The Knight Nicola of Severin (photo: Mihai Plămădeală)
In the summer of 2011, Nomen Est Omen came into the Citadel of Sighisoara to make a video for the song Packington’s Pound. There, we met our good old friend, the Knight Nicola of Severin, whom we asked to participate, for a few seconds, with us in a scene, in front of the Dominican Church, filmed in an aerial perspective from the Clock Tower by our friend (himself) Mr. Victor Veculescu. “The takes” were ok, except for the fact that the armor of  Nicola and the costumes of the musicians were from different historical times. A small detail that slipped out of our sight, but things are’nt so critical as they seem to be: postmodernism will surely sometime offer the solution to use the material, in an artistical context. Until then, Nomen Est Mihai published a picture with the noble Knight in the art magazine "Cultural Observatory", no.586 , August 2011.
medieval music
Nomen Est Omen – The sound on the fly (photo: Mihai Plămădeală)
Shaman means wizard in Tungusic language.

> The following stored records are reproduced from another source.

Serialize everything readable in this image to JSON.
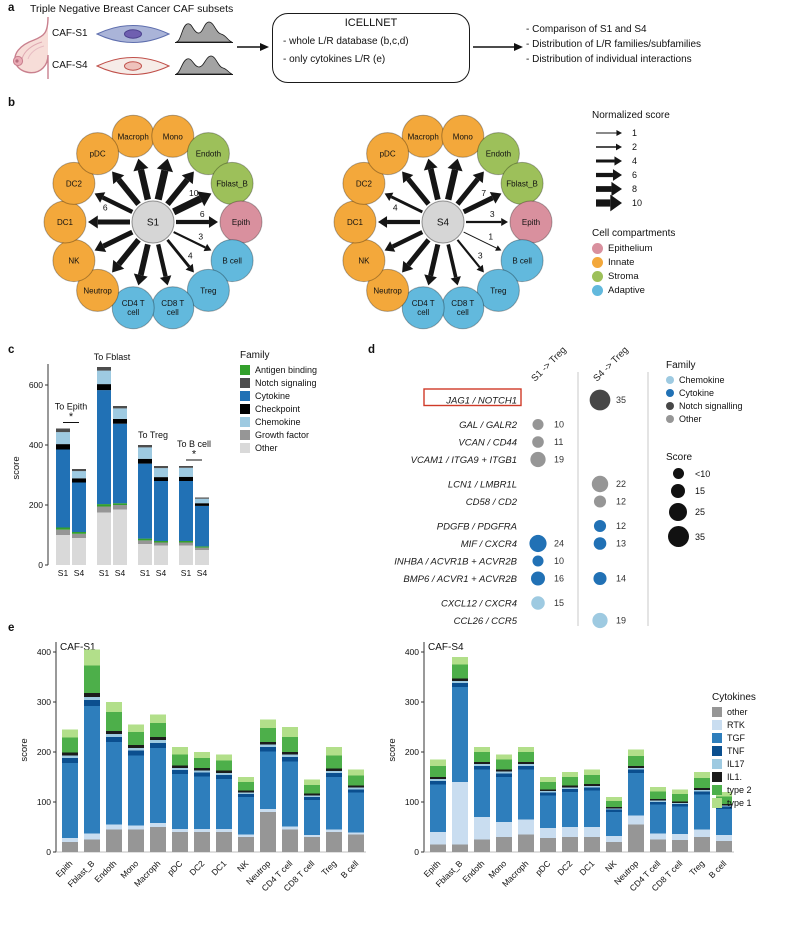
{
  "panel_a": {
    "label": "a",
    "title": "Triple Negative Breast Cancer CAF subsets",
    "subset_labels": [
      "CAF-S1",
      "CAF-S4"
    ],
    "box": {
      "title": "ICELLNET",
      "items": [
        "- whole L/R database (b,c,d)",
        "- only cytokines L/R (e)"
      ]
    },
    "outputs": [
      "- Comparison of S1 and S4",
      "- Distribution of L/R families/subfamilies",
      "- Distribution of individual interactions"
    ]
  },
  "panel_b": {
    "label": "b",
    "compartment_colors": {
      "Epithelium": "#d9909e",
      "Innate": "#f3a83b",
      "Stroma": "#9dc05a",
      "Adaptive": "#62b9dd"
    },
    "nodes": [
      {
        "name": "Macroph",
        "compartment": "Innate",
        "angle": -103
      },
      {
        "name": "Mono",
        "compartment": "Innate",
        "angle": -77
      },
      {
        "name": "Endoth",
        "compartment": "Stroma",
        "angle": -51
      },
      {
        "name": "Fblast_B",
        "compartment": "Stroma",
        "angle": -26
      },
      {
        "name": "Epith",
        "compartment": "Epithelium",
        "angle": 0
      },
      {
        "name": "B cell",
        "compartment": "Adaptive",
        "angle": 26
      },
      {
        "name": "Treg",
        "compartment": "Adaptive",
        "angle": 51
      },
      {
        "name": "CD8 T cell",
        "compartment": "Adaptive",
        "angle": 77
      },
      {
        "name": "CD4 T cell",
        "compartment": "Adaptive",
        "angle": 103
      },
      {
        "name": "Neutrop",
        "compartment": "Innate",
        "angle": 129
      },
      {
        "name": "NK",
        "compartment": "Innate",
        "angle": 154
      },
      {
        "name": "DC1",
        "compartment": "Innate",
        "angle": 180
      },
      {
        "name": "DC2",
        "compartment": "Innate",
        "angle": -154
      },
      {
        "name": "pDC",
        "compartment": "Innate",
        "angle": -129
      }
    ],
    "networks": [
      {
        "center": "S1",
        "scores": {
          "Macroph": 9,
          "Mono": 10,
          "Endoth": 8,
          "Fblast_B": 10,
          "Epith": 6,
          "B cell": 3,
          "Treg": 4,
          "CD8 T cell": 6,
          "CD4 T cell": 8,
          "Neutrop": 8,
          "NK": 7,
          "DC1": 7,
          "DC2": 6,
          "pDC": 8
        },
        "shown_labels": {
          "DC2": "6",
          "Fblast_B": "10",
          "Epith": "6",
          "B cell": "3",
          "Treg": "4"
        }
      },
      {
        "center": "S4",
        "scores": {
          "Macroph": 8,
          "Mono": 9,
          "Endoth": 7,
          "Fblast_B": 7,
          "Epith": 3,
          "B cell": 1,
          "Treg": 3,
          "CD8 T cell": 5,
          "CD4 T cell": 7,
          "Neutrop": 7,
          "NK": 6,
          "DC1": 6,
          "DC2": 4,
          "pDC": 7
        },
        "shown_labels": {
          "DC2": "4",
          "Fblast_B": "7",
          "Epith": "3",
          "B cell": "1",
          "Treg": "3"
        }
      }
    ],
    "score_legend": {
      "title": "Normalized score",
      "values": [
        1,
        2,
        4,
        6,
        8,
        10
      ]
    },
    "compartment_legend": {
      "title": "Cell compartments",
      "items": [
        "Epithelium",
        "Innate",
        "Stroma",
        "Adaptive"
      ]
    }
  },
  "chart_data": [
    {
      "id": "panel_c",
      "panel_label": "c",
      "type": "bar",
      "stacked": true,
      "ylabel": "score",
      "yticks": [
        0,
        200,
        400,
        600
      ],
      "ylim": [
        0,
        680
      ],
      "bar_labels": [
        "S1",
        "S4"
      ],
      "stack_order_bottom_to_top": [
        "Other",
        "Growth factor",
        "Antigen binding",
        "Cytokine",
        "Checkpoint",
        "Chemokine",
        "Notch signaling"
      ],
      "family_colors": {
        "Antigen binding": "#33a02c",
        "Notch signaling": "#4d4d4d",
        "Cytokine": "#2171b5",
        "Checkpoint": "#000000",
        "Chemokine": "#9ecae1",
        "Growth factor": "#969696",
        "Other": "#d9d9d9"
      },
      "groups": [
        {
          "label": "To Epith",
          "significant": true,
          "values": {
            "S1": [
              100,
              18,
              7,
              260,
              18,
              40,
              12
            ],
            "S4": [
              90,
              14,
              6,
              165,
              14,
              24,
              7
            ]
          }
        },
        {
          "label": "To Fblast",
          "significant": false,
          "values": {
            "S1": [
              175,
              20,
              8,
              380,
              20,
              45,
              12
            ],
            "S4": [
              185,
              15,
              6,
              265,
              16,
              35,
              8
            ]
          }
        },
        {
          "label": "To Treg",
          "significant": false,
          "values": {
            "S1": [
              70,
              12,
              6,
              250,
              16,
              38,
              8
            ],
            "S4": [
              65,
              10,
              5,
              200,
              13,
              30,
              7
            ]
          }
        },
        {
          "label": "To B cell",
          "significant": true,
          "values": {
            "S1": [
              65,
              10,
              5,
              200,
              14,
              30,
              6
            ],
            "S4": [
              50,
              8,
              4,
              135,
              9,
              15,
              4
            ]
          }
        }
      ],
      "legend": {
        "title": "Family",
        "items": [
          "Antigen binding",
          "Notch signaling",
          "Cytokine",
          "Checkpoint",
          "Chemokine",
          "Growth factor",
          "Other"
        ]
      }
    },
    {
      "id": "panel_d",
      "panel_label": "d",
      "type": "dot",
      "columns": [
        "S1 -> Treg",
        "S4 -> Treg"
      ],
      "family_colors": {
        "Chemokine": "#9ecae1",
        "Cytokine": "#2171b5",
        "Notch signalling": "#474747",
        "Other": "#969696"
      },
      "rows": [
        {
          "pair": "JAG1 / NOTCH1",
          "family": "Notch signalling",
          "s1": null,
          "s4": 35,
          "highlighted": true,
          "group": 1
        },
        {
          "pair": "GAL / GALR2",
          "family": "Other",
          "s1": 10,
          "s4": null,
          "group": 2
        },
        {
          "pair": "VCAN / CD44",
          "family": "Other",
          "s1": 11,
          "s4": null,
          "group": 2
        },
        {
          "pair": "VCAM1 / ITGA9 + ITGB1",
          "family": "Other",
          "s1": 19,
          "s4": null,
          "group": 2
        },
        {
          "pair": "LCN1 / LMBR1L",
          "family": "Other",
          "s1": null,
          "s4": 22,
          "group": 3
        },
        {
          "pair": "CD58 / CD2",
          "family": "Other",
          "s1": null,
          "s4": 12,
          "group": 3
        },
        {
          "pair": "PDGFB / PDGFRA",
          "family": "Cytokine",
          "s1": null,
          "s4": 12,
          "group": 4
        },
        {
          "pair": "MIF / CXCR4",
          "family": "Cytokine",
          "s1": 24,
          "s4": 13,
          "group": 4
        },
        {
          "pair": "INHBA / ACVR1B + ACVR2B",
          "family": "Cytokine",
          "s1": 10,
          "s4": null,
          "group": 4
        },
        {
          "pair": "BMP6 / ACVR1 + ACVR2B",
          "family": "Cytokine",
          "s1": 16,
          "s4": 14,
          "group": 4
        },
        {
          "pair": "CXCL12 / CXCR4",
          "family": "Chemokine",
          "s1": 15,
          "s4": null,
          "group": 5
        },
        {
          "pair": "CCL26 / CCR5",
          "family": "Chemokine",
          "s1": null,
          "s4": 19,
          "group": 5
        }
      ],
      "legend_family": {
        "title": "Family",
        "items": [
          "Chemokine",
          "Cytokine",
          "Notch signalling",
          "Other"
        ]
      },
      "legend_score": {
        "title": "Score",
        "items": [
          "<10",
          "15",
          "25",
          "35"
        ],
        "sizes": [
          9,
          15,
          25,
          35
        ]
      }
    },
    {
      "id": "panel_e",
      "panel_label": "e",
      "type": "bar",
      "stacked": true,
      "ylabel": "score",
      "yticks": [
        0,
        100,
        200,
        300,
        400
      ],
      "ylim": [
        0,
        420
      ],
      "categories": [
        "Epith",
        "Fblast_B",
        "Endoth",
        "Mono",
        "Macroph",
        "pDC",
        "DC2",
        "DC1",
        "NK",
        "Neutrop",
        "CD4 T cell",
        "CD8 T cell",
        "Treg",
        "B cell"
      ],
      "stack_order_bottom_to_top": [
        "other",
        "RTK",
        "TGF",
        "TNF",
        "IL17",
        "IL1.",
        "type 2",
        "type 1"
      ],
      "cytokine_colors": {
        "other": "#969696",
        "RTK": "#c9ddf0",
        "TGF": "#2e7ebc",
        "TNF": "#0b4f8f",
        "IL17": "#9ecae1",
        "IL1.": "#1c1c1c",
        "type 2": "#4daf4a",
        "type 1": "#b2df8a"
      },
      "charts": [
        {
          "title": "CAF-S1",
          "series": {
            "other": [
              20,
              25,
              45,
              45,
              50,
              40,
              40,
              40,
              30,
              80,
              45,
              30,
              40,
              35
            ],
            "RTK": [
              8,
              12,
              10,
              8,
              8,
              6,
              6,
              6,
              5,
              6,
              6,
              4,
              5,
              4
            ],
            "TGF": [
              150,
              255,
              165,
              140,
              150,
              110,
              105,
              100,
              75,
              115,
              130,
              70,
              105,
              80
            ],
            "TNF": [
              10,
              12,
              10,
              10,
              10,
              8,
              8,
              8,
              6,
              9,
              9,
              6,
              8,
              6
            ],
            "IL17": [
              5,
              6,
              6,
              5,
              6,
              4,
              4,
              4,
              3,
              5,
              5,
              3,
              4,
              4
            ],
            "IL1.": [
              6,
              8,
              6,
              6,
              6,
              5,
              5,
              5,
              4,
              5,
              5,
              4,
              5,
              4
            ],
            "type 2": [
              30,
              55,
              38,
              26,
              28,
              22,
              20,
              20,
              17,
              28,
              30,
              17,
              26,
              20
            ],
            "type 1": [
              16,
              32,
              20,
              15,
              17,
              15,
              12,
              12,
              10,
              17,
              20,
              11,
              17,
              12
            ]
          }
        },
        {
          "title": "CAF-S4",
          "series": {
            "other": [
              15,
              15,
              25,
              30,
              35,
              28,
              30,
              30,
              20,
              55,
              25,
              24,
              30,
              22
            ],
            "RTK": [
              25,
              125,
              45,
              30,
              30,
              20,
              20,
              20,
              12,
              18,
              12,
              12,
              15,
              12
            ],
            "TGF": [
              95,
              190,
              95,
              90,
              100,
              65,
              70,
              73,
              48,
              85,
              58,
              55,
              70,
              52
            ],
            "TNF": [
              7,
              8,
              7,
              7,
              7,
              6,
              6,
              6,
              5,
              7,
              5,
              5,
              6,
              5
            ],
            "IL17": [
              4,
              4,
              4,
              4,
              4,
              3,
              3,
              3,
              2,
              3,
              3,
              2,
              3,
              2
            ],
            "IL1.": [
              4,
              5,
              4,
              4,
              4,
              3,
              4,
              4,
              3,
              4,
              3,
              3,
              4,
              3
            ],
            "type 2": [
              22,
              28,
              20,
              20,
              20,
              15,
              17,
              18,
              12,
              20,
              15,
              15,
              20,
              15
            ],
            "type 1": [
              13,
              15,
              10,
              10,
              10,
              10,
              10,
              11,
              8,
              13,
              9,
              9,
              12,
              9
            ]
          }
        }
      ],
      "legend": {
        "title": "Cytokines",
        "items": [
          "other",
          "RTK",
          "TGF",
          "TNF",
          "IL17",
          "IL1.",
          "type 2",
          "type 1"
        ]
      }
    }
  ]
}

Yet, the term is known by his meaning of ideologist of ecstasy. The drum is the vehicle through which the shaman goes over the physical boundaries, in order to find and fight the demons that troubled the balance of the most beautiful world possibly  – the one we live in. The truth is that if you wildly beat a percussion instrument, the spirit that invades you at one given time raises up to the euphoria of the extreme sports. Rivers of endorphins cross the body of the “scrapper”, to the despair of the detached witnesses, most of the times. Sometimes, as it was the case at the “Transylvanian Fortresses” Festival, Sibiu 2010, Nomen Est Iulian, Tania & Anca raised over the Lesser Square, riding on a darbuka, flied over the Liar’s Bridge and landed on one of the nearby terraces, for a beer. Gabriela and Mihai waited down for them in order to fasten hair, respectively to take a picture for the archive.

Jan 22, 2014

medieval music
Emil Hartmann and Mihai Plămădeală (photo: Victor Velculescu)
Sibiu, August 2011, Captain's log: The meeting with Emil Hartmann in front of the Ibis Hotel, the ex Conti(nental), represented, whitouth any doubt, the event that reminded us of the movie made by Sergiu Nicolaescu four decades ago, The Mercenary Trap. One of the mercenary of those days, the most handsome, smart and strong one, today a movie/theater insider and a master in swordsmanship somewhere in Germany, is Emil himself. The movie (as we recall) starts or ends with him. Nomen Est Mihai did not met the nobleman Hartmann for seven years, since the band wore, in a series of concerts, costumes and clothes from the past provided by Emil. The joy of the recap was authentic, unaffectionate but also in fighting trim, according to each other’s infinite vanity.

Jan 19, 2014

medieval music
Graphic and Nomen Est Omen at Şoimoş (photo: Florin Mărginean)
In 2009 Nomen Est Omen performed in the Fortresses of Arad County, strictly speaking. The homonym project, extremely interesting, materialized in a roving festival. Going from one site to another was made with the bus of the Philharmonica, but sometimes, as it was the case at Şoimoş, the musicians had to track on a narrow path to reach the fortification, on the top a super hill. All this in costumes, carrying the instruments on their back, about 45 minutes of walk. We arrived at about the middle of the concert performed by our friends from the band Graphic (from Arad), and after their concert it was our turn to play. We remember especially two things: Benny, the percussionist of the named band, carried a boulder (as Sisyphus) from the base of the hill, in order to have a stool during the concert and Nomen Est Adam, our colleague (bassoon player) who fell asleep in the grass while The Graphics played. After our concert started, suddenly a storm arose, but this is yet another story. The communion with nature was at its peak.